Me dediqué a callar todo, no estaba bien que yo tuviera que opacar la felicidad de los demás debido a mis pensamientos y mis actos, y cuando ese pensamiento en específico llegó, me plantee de verdad dejar todo a un lado; no quiero que una persona deje de ser feliz por lo que yo haga. Soy alguien con muy pocos tornillos, soy alguien que ha pasado por mucho, que ha luchado contra muchos demonios; esos demonios atacan aun en ocasiones y a esos demonios es dificil controlarlos.
Soy alguien que tiene muchos altibajos, a veces más de los que se pueden superar.
Intento hacerlo en silencio, de verdad he intentado superarlos, y en muchas ocasiones he fallado. Mi inestabilidad me oprime, mi inestabilidad es la que me destruye. He fallado en más ocasiones de las que me gustaría admitir; y lo que produce el peor dolor de todo el proceso, es ver sus caras de desaprobación, dolor y rabia al decirles "He fallado".
Por lo que he decidido no hacerlo, he decidido que se enteren de mis adelantos, pero no de mis tropiezos; he decidido que se enteren de mis victorias, más no de mis fracasos. He decidido que no me vean llorar, y cuando lo hagan, he decidido asegurar que son lágrimas de felicidad.
He decidido crear una muralla, una muralla inmensa, una muralla que oculte todo de mi, que me haga sentir segura. Al menos un poco segura.
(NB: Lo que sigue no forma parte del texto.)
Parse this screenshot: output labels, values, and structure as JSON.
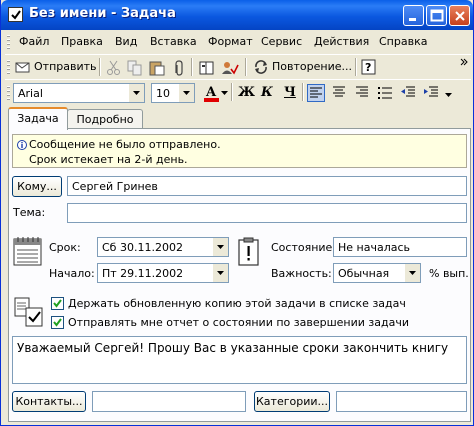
{
  "window": {
    "title": "Без имени - Задача",
    "minimize_icon": "minimize-icon",
    "maximize_icon": "maximize-icon",
    "close_icon": "close-icon"
  },
  "menu": [
    {
      "label": "Файл"
    },
    {
      "label": "Правка"
    },
    {
      "label": "Вид"
    },
    {
      "label": "Вставка"
    },
    {
      "label": "Формат"
    },
    {
      "label": "Сервис"
    },
    {
      "label": "Действия"
    },
    {
      "label": "Справка"
    }
  ],
  "toolbar": {
    "send_label": "Отправить",
    "recurrence_label": "Повторение..."
  },
  "format": {
    "font": "Arial",
    "size": "10",
    "bold": "Ж",
    "italic": "К",
    "underline": "Ч"
  },
  "tabs": [
    {
      "label": "Задача",
      "active": true
    },
    {
      "label": "Подробно",
      "active": false
    }
  ],
  "info": {
    "line1": "Сообщение не было отправлено.",
    "line2": "Срок истекает на 2-й день."
  },
  "to": {
    "button": "Кому...",
    "value": "Сергей Гринев"
  },
  "subject": {
    "label": "Тема:",
    "value": ""
  },
  "due": {
    "label": "Срок:",
    "value": "Сб 30.11.2002"
  },
  "start": {
    "label": "Начало:",
    "value": "Пт 29.11.2002"
  },
  "status": {
    "label": "Состояние:",
    "value": "Не началась"
  },
  "priority": {
    "label": "Важность:",
    "value": "Обычная",
    "percent_label": "% вып."
  },
  "options": {
    "keep_copy": "Держать обновленную копию этой задачи в списке задач",
    "send_report": "Отправлять мне отчет о состоянии по завершении задачи"
  },
  "body": {
    "text": "Уважаемый Сергей! Прошу Вас в указанные сроки закончить книгу"
  },
  "footer": {
    "contacts_button": "Контакты...",
    "contacts_value": "",
    "categories_button": "Категории...",
    "categories_value": ""
  }
}
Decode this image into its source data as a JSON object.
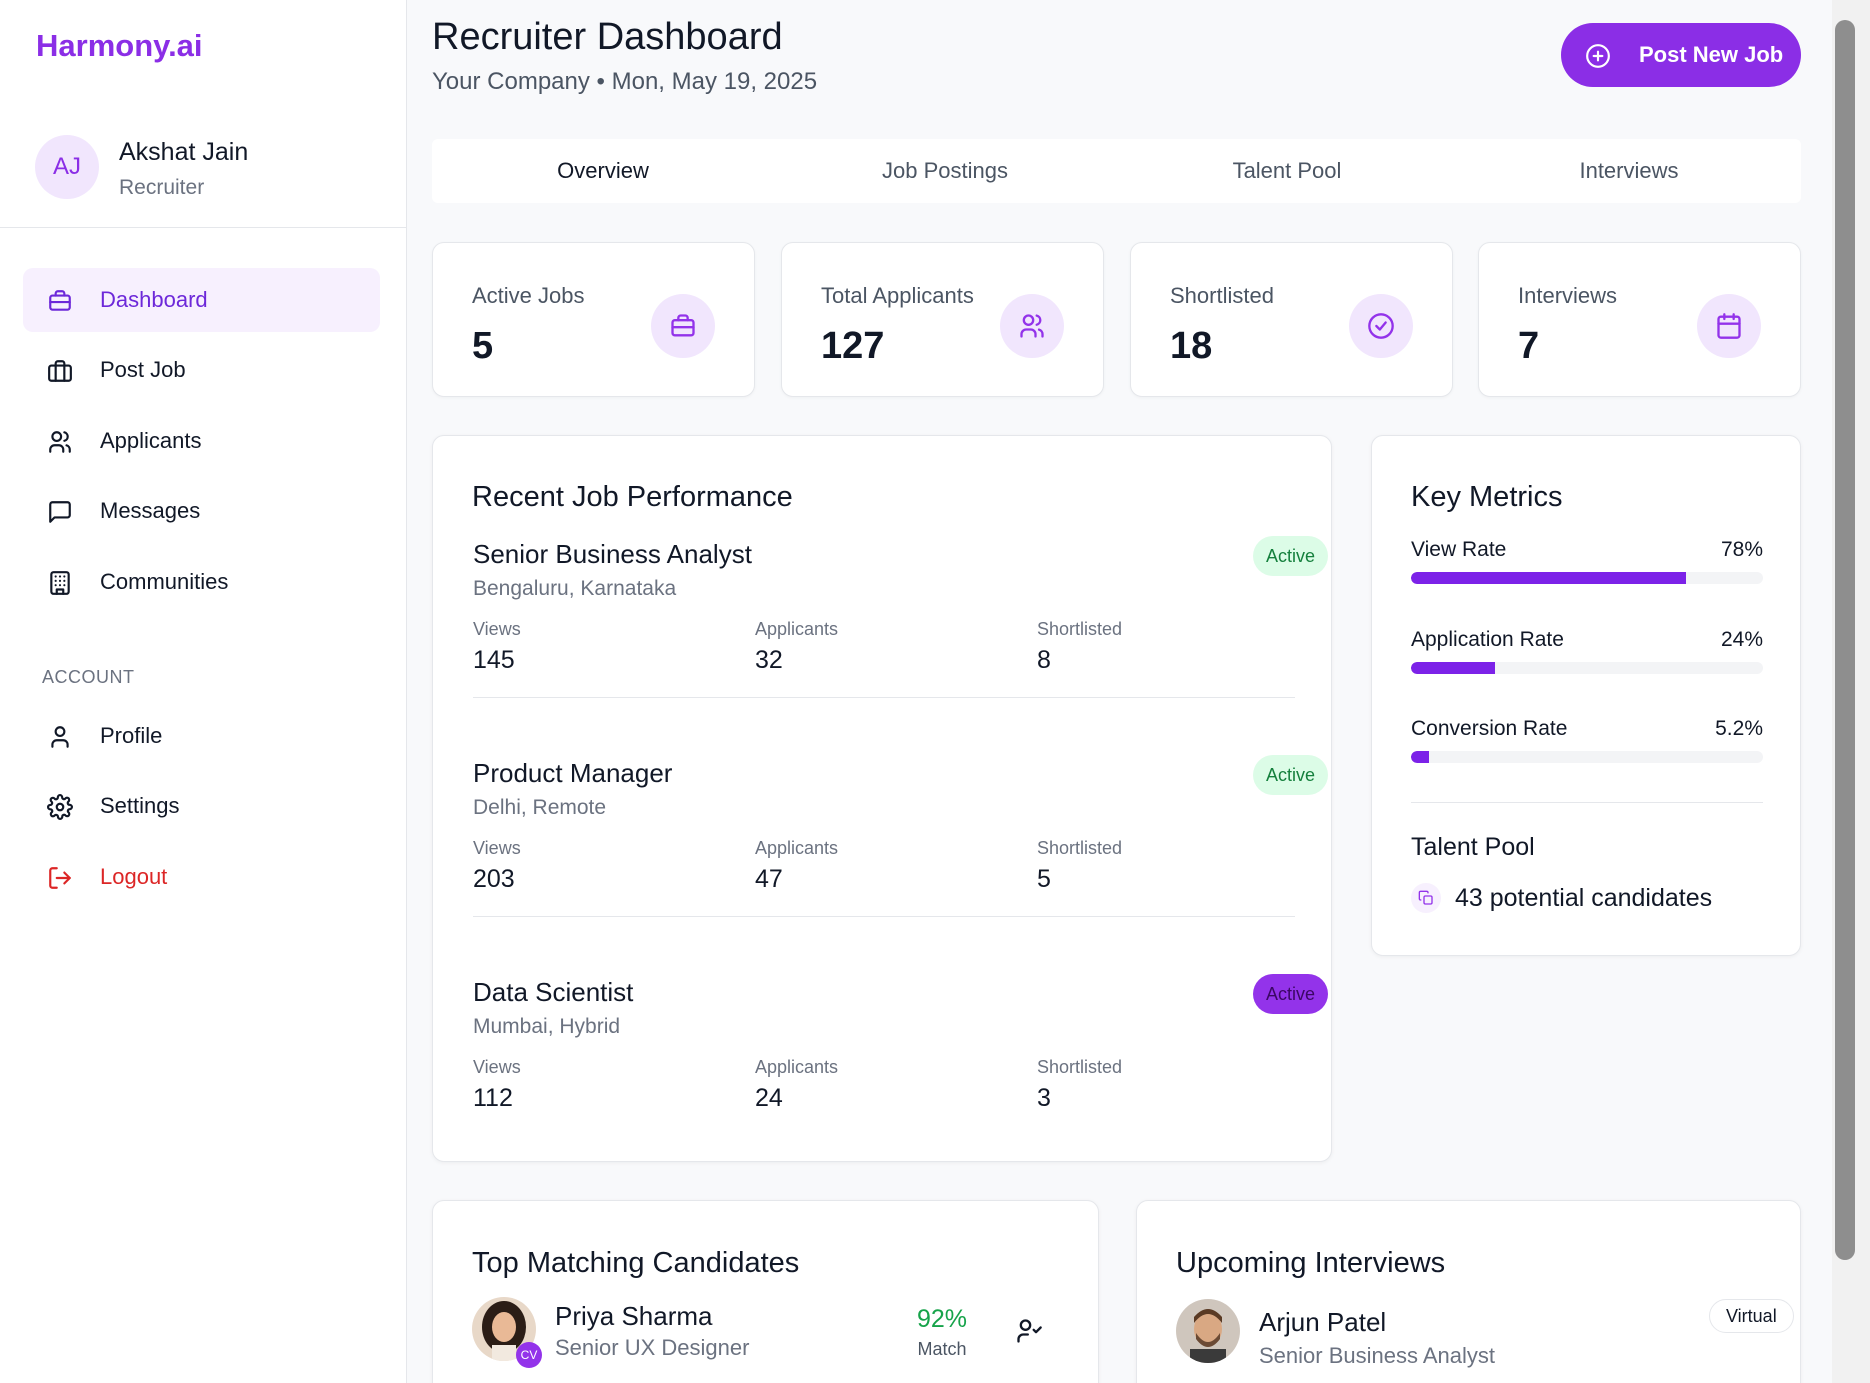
{
  "brand": "Harmony.ai",
  "user": {
    "initials": "AJ",
    "name": "Akshat Jain",
    "role": "Recruiter"
  },
  "nav": {
    "dashboard": "Dashboard",
    "post_job": "Post Job",
    "applicants": "Applicants",
    "messages": "Messages",
    "communities": "Communities",
    "account_section": "ACCOUNT",
    "profile": "Profile",
    "settings": "Settings",
    "logout": "Logout"
  },
  "header": {
    "title": "Recruiter Dashboard",
    "subtitle": "Your Company • Mon, May 19, 2025",
    "post_button": "Post New Job"
  },
  "tabs": [
    "Overview",
    "Job Postings",
    "Talent Pool",
    "Interviews"
  ],
  "stats": [
    {
      "label": "Active Jobs",
      "value": "5",
      "icon": "briefcase-icon"
    },
    {
      "label": "Total Applicants",
      "value": "127",
      "icon": "users-icon"
    },
    {
      "label": "Shortlisted",
      "value": "18",
      "icon": "check-circle-icon"
    },
    {
      "label": "Interviews",
      "value": "7",
      "icon": "calendar-icon"
    }
  ],
  "recent_jobs": {
    "title": "Recent Job Performance",
    "metric_labels": {
      "views": "Views",
      "applicants": "Applicants",
      "shortlisted": "Shortlisted"
    },
    "jobs": [
      {
        "title": "Senior Business Analyst",
        "location": "Bengaluru, Karnataka",
        "status": "Active",
        "views": "145",
        "applicants": "32",
        "shortlisted": "8"
      },
      {
        "title": "Product Manager",
        "location": "Delhi, Remote",
        "status": "Active",
        "views": "203",
        "applicants": "47",
        "shortlisted": "5"
      },
      {
        "title": "Data Scientist",
        "location": "Mumbai, Hybrid",
        "status": "Active",
        "views": "112",
        "applicants": "24",
        "shortlisted": "3"
      }
    ]
  },
  "key_metrics": {
    "title": "Key Metrics",
    "items": [
      {
        "label": "View Rate",
        "value": "78%",
        "fraction": 0.78
      },
      {
        "label": "Application Rate",
        "value": "24%",
        "fraction": 0.24
      },
      {
        "label": "Conversion Rate",
        "value": "5.2%",
        "fraction": 0.052
      }
    ],
    "talent_pool_title": "Talent Pool",
    "talent_pool_text": "43 potential candidates"
  },
  "top_candidates": {
    "title": "Top Matching Candidates",
    "candidates": [
      {
        "name": "Priya Sharma",
        "role": "Senior UX Designer",
        "badge": "CV",
        "match": "92%",
        "match_label": "Match"
      }
    ]
  },
  "upcoming_interviews": {
    "title": "Upcoming Interviews",
    "items": [
      {
        "name": "Arjun Patel",
        "role": "Senior Business Analyst",
        "type": "Virtual"
      }
    ]
  },
  "colors": {
    "accent": "#8b2ee6",
    "active_green": "#15803d",
    "danger": "#dc2626"
  }
}
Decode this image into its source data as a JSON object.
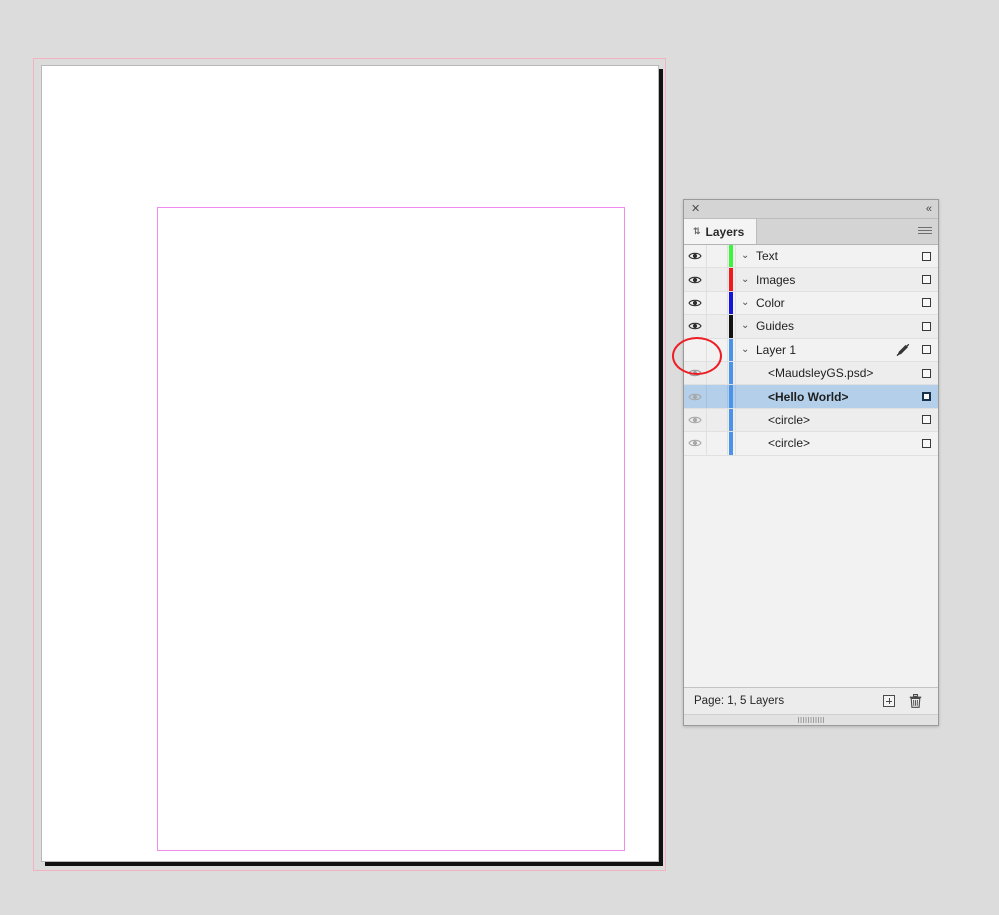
{
  "document": {
    "page_background": "#ffffff",
    "workspace_background": "#dcdcdc",
    "bleed_guide_color": "#f2b3c0",
    "margin_guide_color": "#f08cf0",
    "page_border_color": "#b9b9b9",
    "page_shadow_color": "#111111"
  },
  "panel": {
    "title_tab": "Layers",
    "close_icon": "✕",
    "collapse_icon": "«",
    "tab_grip_icon": "⇅",
    "menu_icon": "hamburger-menu-icon",
    "footer": {
      "status": "Page: 1, 5 Layers",
      "new_layer_label": "Create new layer",
      "delete_label": "Delete selected layers",
      "trash_icon": "🗑"
    },
    "rows": [
      {
        "name": "Text",
        "chip": "#3ef53e",
        "visible": true,
        "eye_style": "dark",
        "expanded": true,
        "chevron": "⌄",
        "child": false,
        "selected": false,
        "locked": false,
        "target": true
      },
      {
        "name": "Images",
        "chip": "#f01a1a",
        "visible": true,
        "eye_style": "dark",
        "expanded": true,
        "chevron": "⌄",
        "child": false,
        "selected": false,
        "locked": false,
        "target": true
      },
      {
        "name": "Color",
        "chip": "#1414dc",
        "visible": true,
        "eye_style": "dark",
        "expanded": true,
        "chevron": "⌄",
        "child": false,
        "selected": false,
        "locked": false,
        "target": true
      },
      {
        "name": "Guides",
        "chip": "#121212",
        "visible": true,
        "eye_style": "dark",
        "expanded": true,
        "chevron": "⌄",
        "child": false,
        "selected": false,
        "locked": false,
        "target": true
      },
      {
        "name": "Layer 1",
        "chip": "#4a93e8",
        "visible": false,
        "eye_style": "none",
        "expanded": true,
        "chevron": "⌄",
        "child": false,
        "selected": false,
        "locked": true,
        "target": true
      },
      {
        "name": "<MaudsleyGS.psd>",
        "chip": "#4a93e8",
        "visible": true,
        "eye_style": "faint",
        "expanded": false,
        "chevron": "",
        "child": true,
        "selected": false,
        "locked": false,
        "target": true
      },
      {
        "name": "<Hello World>",
        "chip": "#4a93e8",
        "visible": true,
        "eye_style": "light",
        "expanded": false,
        "chevron": "",
        "child": true,
        "selected": true,
        "locked": false,
        "target": true
      },
      {
        "name": "<circle>",
        "chip": "#4a93e8",
        "visible": true,
        "eye_style": "light",
        "expanded": false,
        "chevron": "",
        "child": true,
        "selected": false,
        "locked": false,
        "target": true
      },
      {
        "name": "<circle>",
        "chip": "#4a93e8",
        "visible": true,
        "eye_style": "light",
        "expanded": false,
        "chevron": "",
        "child": true,
        "selected": false,
        "locked": false,
        "target": true
      }
    ]
  },
  "annotation": {
    "shape": "ellipse",
    "color": "#ee1c24",
    "targets": "layer-1-visibility-toggle"
  }
}
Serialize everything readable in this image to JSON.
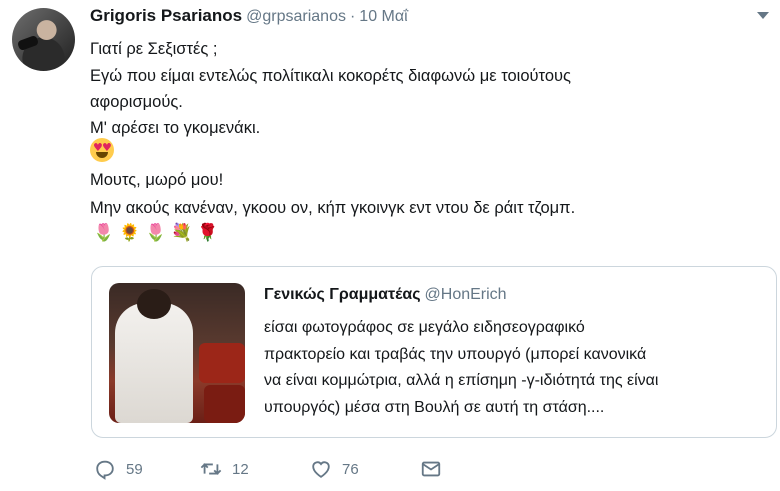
{
  "tweet": {
    "author_name": "Grigoris Psarianos",
    "author_handle": "@grpsarianos",
    "separator": "·",
    "date": "10 Μαΐ",
    "lines": [
      "Γιατί ρε Σεξιστές ;",
      "Εγώ που είμαι εντελώς πολίτικαλι κοκορέτς διαφωνώ με τοιούτους",
      "αφορισμούς.",
      "Μ' αρέσει το γκομενάκι.",
      "Μουτς, μωρό μου!",
      "Μην ακούς κανέναν, γκοου ον, κήπ γκοινγκ εντ ντου δε ράιτ τζομπ."
    ],
    "flowers": [
      "🌷",
      "🌻",
      "🌷",
      "💐",
      "🌹"
    ]
  },
  "quoted_tweet": {
    "author_name": "Γενικώς Γραμματέας",
    "author_handle": "@HonErich",
    "lines": [
      "είσαι φωτογράφος σε μεγάλο ειδησεογραφικό",
      "πρακτορείο και τραβάς την υπουργό (μπορεί κανονικά",
      "να είναι κομμώτρια, αλλά η επίσημη -γ-ιδιότητά της είναι",
      "υπουργός) μέσα στη Βουλή σε αυτή τη στάση...."
    ]
  },
  "actions": {
    "replies": "59",
    "retweets": "12",
    "likes": "76"
  },
  "icons": [
    "caret-down-icon",
    "heart-eyes-emoji",
    "reply-icon",
    "retweet-icon",
    "like-icon",
    "message-icon"
  ],
  "colors": {
    "muted": "#657786",
    "text": "#14171a",
    "border": "#ccd6dd"
  }
}
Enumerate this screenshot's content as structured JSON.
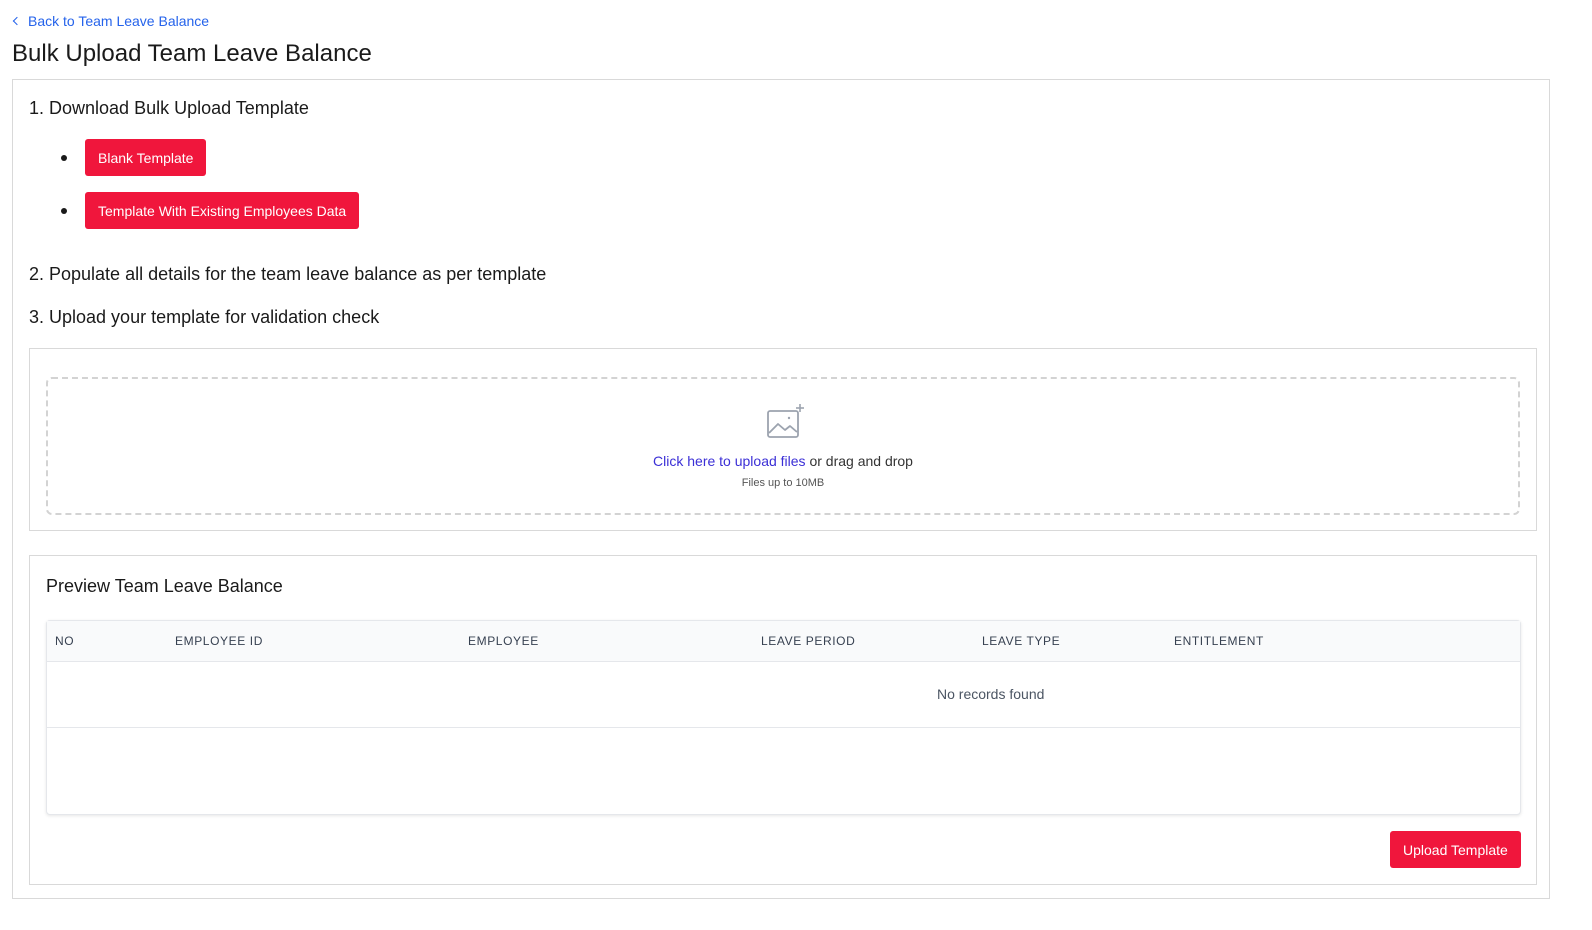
{
  "nav": {
    "back_label": "Back to Team Leave Balance"
  },
  "page": {
    "title": "Bulk Upload Team Leave Balance"
  },
  "steps": {
    "step1": "1. Download Bulk Upload Template",
    "step2": "2. Populate all details for the team leave balance as per template",
    "step3": "3. Upload your template for validation check"
  },
  "templates": {
    "blank_label": "Blank Template",
    "existing_label": "Template With Existing Employees Data"
  },
  "dropzone": {
    "link_text": "Click here to upload files",
    "rest_text": " or drag and drop",
    "size_hint": "Files up to 10MB",
    "icon": "image-upload-icon"
  },
  "preview": {
    "title": "Preview Team Leave Balance",
    "columns": [
      "NO",
      "EMPLOYEE ID",
      "EMPLOYEE",
      "LEAVE PERIOD",
      "LEAVE TYPE",
      "ENTITLEMENT"
    ],
    "empty_text": "No records found"
  },
  "actions": {
    "upload_label": "Upload Template"
  },
  "colors": {
    "primary": "#f0163c",
    "link": "#2563eb",
    "upload_link": "#3b2fd6"
  }
}
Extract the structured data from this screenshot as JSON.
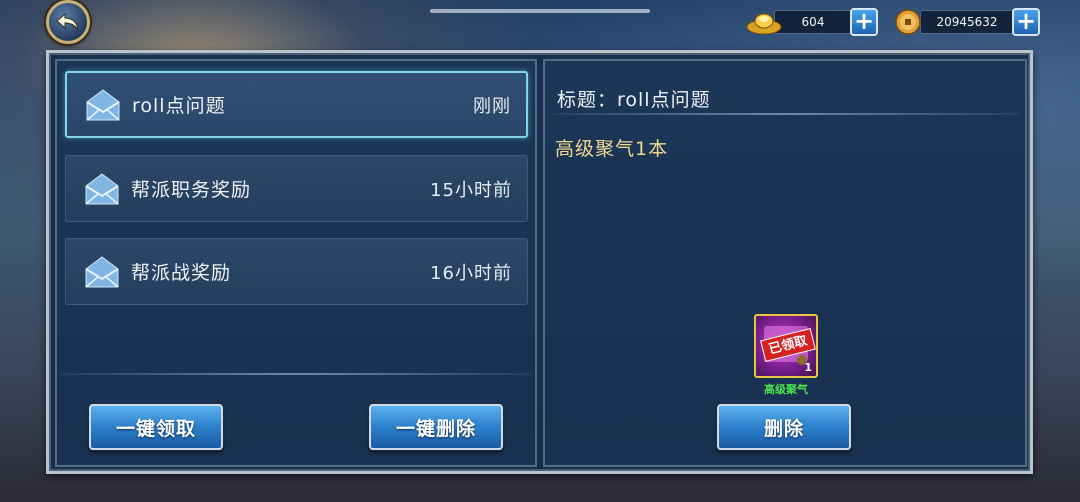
{
  "topbar": {
    "ingot_amount": "604",
    "coin_amount": "20945632"
  },
  "mail_list": [
    {
      "title": "roll点问题",
      "time": "刚刚",
      "selected": true
    },
    {
      "title": "帮派职务奖励",
      "time": "15小时前",
      "selected": false
    },
    {
      "title": "帮派战奖励",
      "time": "16小时前",
      "selected": false
    }
  ],
  "left_buttons": {
    "claim_all": "一键领取",
    "delete_all": "一键删除"
  },
  "detail": {
    "subject": "标题：roll点问题",
    "body": "高级聚气1本",
    "attachment": {
      "name": "高级聚气",
      "count": "1",
      "status_stamp": "已领取"
    },
    "delete_label": "删除"
  },
  "colors": {
    "button_blue": "#2f84cf",
    "body_text": "#f0d890",
    "item_name": "#4be04b",
    "selected_border": "#7fd7e6"
  }
}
Para hacerlo he sacrificado varias cosas, inconscientemente. He sacrificado mi cercanía con mis seres queridos, he sacrificado su confianza; he mentido, he negado, he hablado de más, he hecho muchas cosas de las que no estoy orgullosa, son cosas que no puedo colocar en el olvido fácilmente.
Lamentablemente, me doy cuenta de ello cuando ya lo he hecho, y me arrepiento, pero es demasiado tarde. Y es que con solo arrepentirte no haces nada, si hiciste algo ya queda escrito en tu vida, como una imagen queda tallada en piedra. A veces imagino que si con mi historia estuviera tallando una gran escultura, como el David de Miguel Ángel, no se podría apreciar cuales son sus ojos y cual es su nariz; imagino que si alguien estuviera encargado de escribir cada detalle de mi vida, ese sería el mismísimo Stephen King, quien tiene unas historias maravillosas para apreciar desde el mundo de la literatura, más no para la realidad.
Por otro lado, creo que mi muralla es lo mejor que he hecho jamás. Su felicidad va primero que la mia, ese es el mayor sacrificio que he hecho hasta ahora; a veces me pregunto ¿Hasta dónde soy capaz de llegar? No tengo una respuesta y, para ser sincera, espero no tenerla aún.
Por ahora soy una caja fuerte con una combinación infinita, por ahora vivo doblemente; por ahora tengo dos personalidades, la que ven ellos y la que vivo yo, y a veces intento engañarme y vivir lo que ellos ven en mi.
Sobre todo, me atrevo a afirmar que hay muchas personas iguales que yo; personas que viven lo mismo, con diferentes motivos. Personas que aparentan ser felices y de verdad intentan serlo, pero no lo consiguen. Personas que tienen suficientes sombras, como para opacar, aún así, la claridad y el calor del sol.